SC Congress Toronto: Experts discuss incident response in a breach era
Security leaders shared steps their own organizations have taken to effectively prepare for looming incidents or compromise.
A panel of security leaders coached the audience at SC Congress Toronto on implementing effective incident response programs at their organizations, regardless of size.
On Thursday, Spencer Wilcox, managing security strategist and special assistant to the CSO at energy provider Exelon Corporation, Phil Lambert, director of information security at Granite Services, and Greg Thompson, vice president of operational governance (IT Risk) at Scotiabank, spoke to attendees during the morning keynote.
Scotiabank's Thompson advised organizations faced with responding to breaches or other cyber security incidents to simply “say what you know and don't pontificate on what you don't know,” following an event. Speculating about the root cause of the problem, or origin of the issue, could lead the public or media “down a rabbit hole,” which companies might be hard pressed to extract them from.

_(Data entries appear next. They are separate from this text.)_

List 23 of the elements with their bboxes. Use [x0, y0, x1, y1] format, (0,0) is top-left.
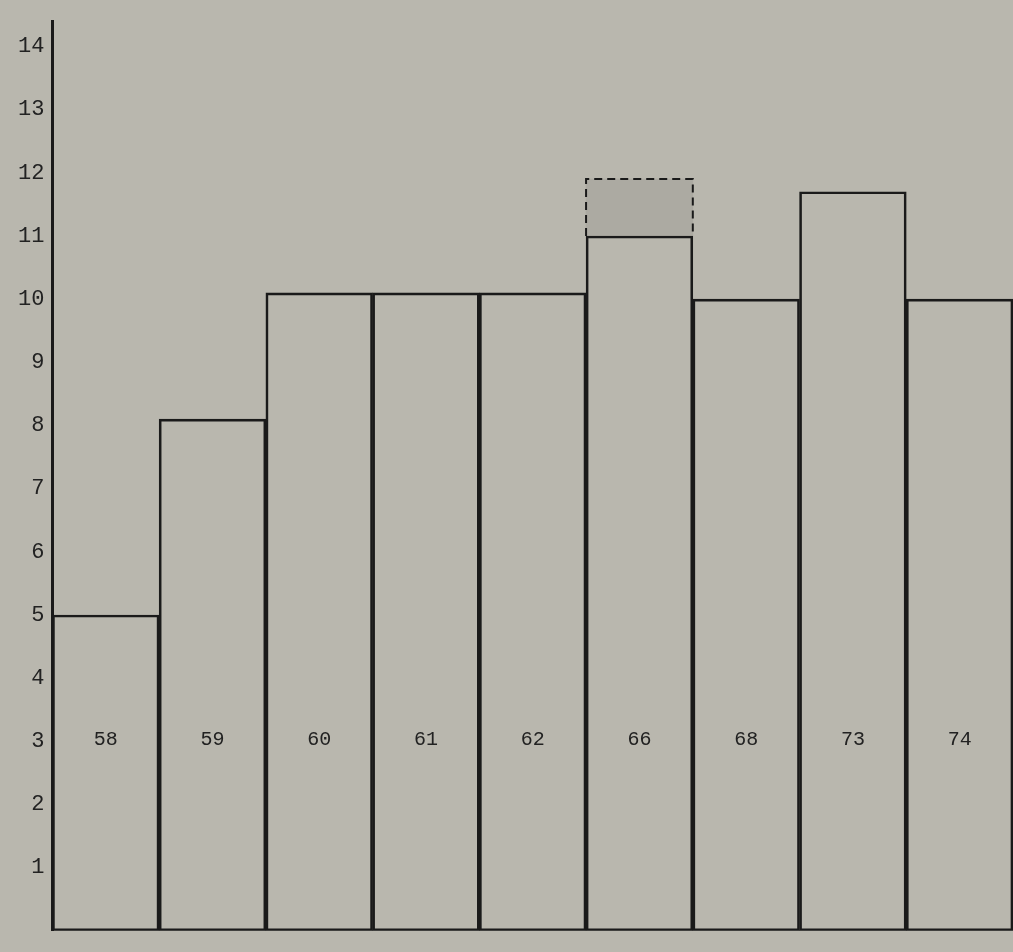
x-tick-label: 58	[93, 728, 118, 752]
y-tick-label: 6	[31, 539, 45, 565]
x-tick-label: 59	[200, 728, 225, 752]
y-tick-label: 10	[18, 286, 45, 312]
y-tick-label: 8	[31, 413, 45, 439]
x-tick-label: 73	[840, 728, 865, 752]
x-tick-label: 68	[734, 728, 759, 752]
x-tick-label: 66	[627, 728, 652, 752]
x-tick-label: 60	[307, 728, 332, 752]
y-tick-label: 14	[18, 34, 45, 60]
y-tick-label: 11	[18, 223, 45, 249]
y-tick-label: 3	[31, 729, 45, 755]
y-tick-label: 2	[31, 792, 45, 818]
x-tick-label: 61	[413, 728, 438, 752]
y-tick-label: 7	[31, 476, 45, 502]
y-tick-label: 4	[31, 665, 45, 691]
y-tick-label: 13	[18, 97, 45, 123]
y-tick-label: 12	[18, 160, 45, 186]
y-tick-label: 5	[31, 602, 45, 628]
x-tick-label: 62	[520, 728, 545, 752]
y-tick-label: 1	[31, 855, 45, 881]
y-tick-label: 9	[31, 350, 45, 376]
x-tick-label: 74	[947, 728, 972, 752]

“Don't obfuscate the truth,” Thompson said. “Don't guess about what the problem could be,” he added, advising attendees to engage the help of involved law enforcement, as they are adept at communicating with the public on urgent matters.
Also, when speaking with company management or top executives about cybersecurity incidents and risks, it's important that practitioners are “not dumbing things down.”
“It's naive to think they can't understand this,” Thompson said, arguing that executives are tasked with staying abreast of other complex and important matters impacting their businesses, like legal requirements and financial reporting obligations.
“We are at the point now where there is a huge demand about this topic,” he said of cybersecurity.
Granite's Lambert also said that IT teams and the C-suite need to find “common ground” before an incident occurs and communicate regularly with one another.
Regarding crisis management, Thompson at Scotiabank said that companies must exercise their muscles, so to speak, in regard to their incident response plans and utilize training resources, when possible.
Thompson added that his own company has engaged in ransomwear attack exercises, for instance, which employees at the executive level exclusively participated in.
In addition to preparing the organization to appropriately respond to cyber attacks, the exercise also forced management to face philosophical questions like, “Would we every pay?”
Spencer Wilcox at Exelon also offered incident response guidance for smaller businesses, which may have few to no IT security staff at their company, and less mature incident response programs, if any, in place.
He advised small organizations to “start from the bottom up,” when developing a response plan, meaning they should look at the basic operational impact varying incidents may have on their business.
“Look at your recovery capabilities first,” Wilcox said.